Hi Beekepers! how to dry honey until it is hard enough. is it possible to lower the mouisture to the lowest percent?


----------



## Akademee (Apr 5, 2020)

That can get complicated since you have to put in additives to keep the honey granular. You can initially dehydrate it while not exceeding 105 degrees F which takes a long time. If you manage to do that, the fructose in the honey is incredibly hygroscopic and will literally pull enough moisture out of the air to reliquify it. Adding lots of Maltodextrin prevents that from happening, but now you have that in your nice honey. You can try freeze drying it as well, but you will run into the same issues.


----------



## Elv (Jul 30, 2020)

Akademee said:


> That can get complicated since you have to put in additives to keep the honey granular. You can initially dehydrate it while not exceeding 105 degrees F which takes a long time. If you manage to do that, the fructose in the honey is incredibly hygroscopic and will literally pull enough moisture out of the air to reliquify it. Adding lots of Maltodextrin prevents that from happening, but now you have that in your nice honey. You can try freeze drying it as well, but you will run into the same issues.
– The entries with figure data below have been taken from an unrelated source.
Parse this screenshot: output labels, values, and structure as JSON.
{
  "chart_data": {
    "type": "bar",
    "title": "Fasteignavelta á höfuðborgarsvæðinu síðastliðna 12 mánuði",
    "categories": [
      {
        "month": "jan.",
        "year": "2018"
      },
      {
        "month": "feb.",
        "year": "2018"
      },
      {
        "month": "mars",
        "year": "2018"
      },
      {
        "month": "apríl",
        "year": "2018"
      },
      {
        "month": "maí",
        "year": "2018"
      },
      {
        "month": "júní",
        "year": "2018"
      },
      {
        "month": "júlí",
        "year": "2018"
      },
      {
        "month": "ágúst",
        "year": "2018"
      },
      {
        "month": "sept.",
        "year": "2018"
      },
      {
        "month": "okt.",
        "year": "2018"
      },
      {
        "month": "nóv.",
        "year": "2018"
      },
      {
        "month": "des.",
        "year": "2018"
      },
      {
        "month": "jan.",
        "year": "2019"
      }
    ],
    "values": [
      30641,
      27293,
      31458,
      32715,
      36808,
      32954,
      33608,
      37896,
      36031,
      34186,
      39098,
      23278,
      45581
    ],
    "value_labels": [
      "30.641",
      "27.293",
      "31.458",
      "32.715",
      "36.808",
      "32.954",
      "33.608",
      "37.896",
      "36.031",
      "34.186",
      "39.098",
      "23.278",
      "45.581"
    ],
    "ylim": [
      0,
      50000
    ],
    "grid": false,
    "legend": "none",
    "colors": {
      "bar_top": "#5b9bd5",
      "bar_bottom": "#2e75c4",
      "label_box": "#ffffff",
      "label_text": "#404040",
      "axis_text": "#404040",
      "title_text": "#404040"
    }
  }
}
I understand now and that's makes sense, thank you so much for valuable info
I've mixed it with maltose/malt sugar, and put it in a small pan that is boiled in a large pan with water up to 100 ° C, and then keep it in front of the fan that blows on honey jar. I think every day I will do that, is there a best way? This method is avoid, but what I really need is to achieve a hard solid for making honey skein candy (korean kings dessert).
In the video that I saw on YouTube, the dough is hard, and they said "this is honey and malt, boil and dry, boil and dry for 8 days" and others said "honey 3 days boiling and fermented 1 week" very confusing.


----------



## Akademee (Apr 5, 2020)

My understanding is that honey skein is more of a candy than a dehydrated honey product. Most of the recipes I know of take the honey and sugar mixture to Soft crack stage (270 degrees F) in order for the sugar content and recrystallization. Taking the sugar/honey mixture to this temperature already puts it at the proper water content for stretching since the temperature is related to its water content when boiling. Pro tip, never stir boiling sugar, it will form huge crystals when it hardens and ruin your ability to stretch it out. Good luck, and keep trying!


----------



## Elv (Jul 30, 2020)

Oh. I know that. How to reach that temperature? Is it to put it in a pan and boil it? Is there no problem with the honey content?


----------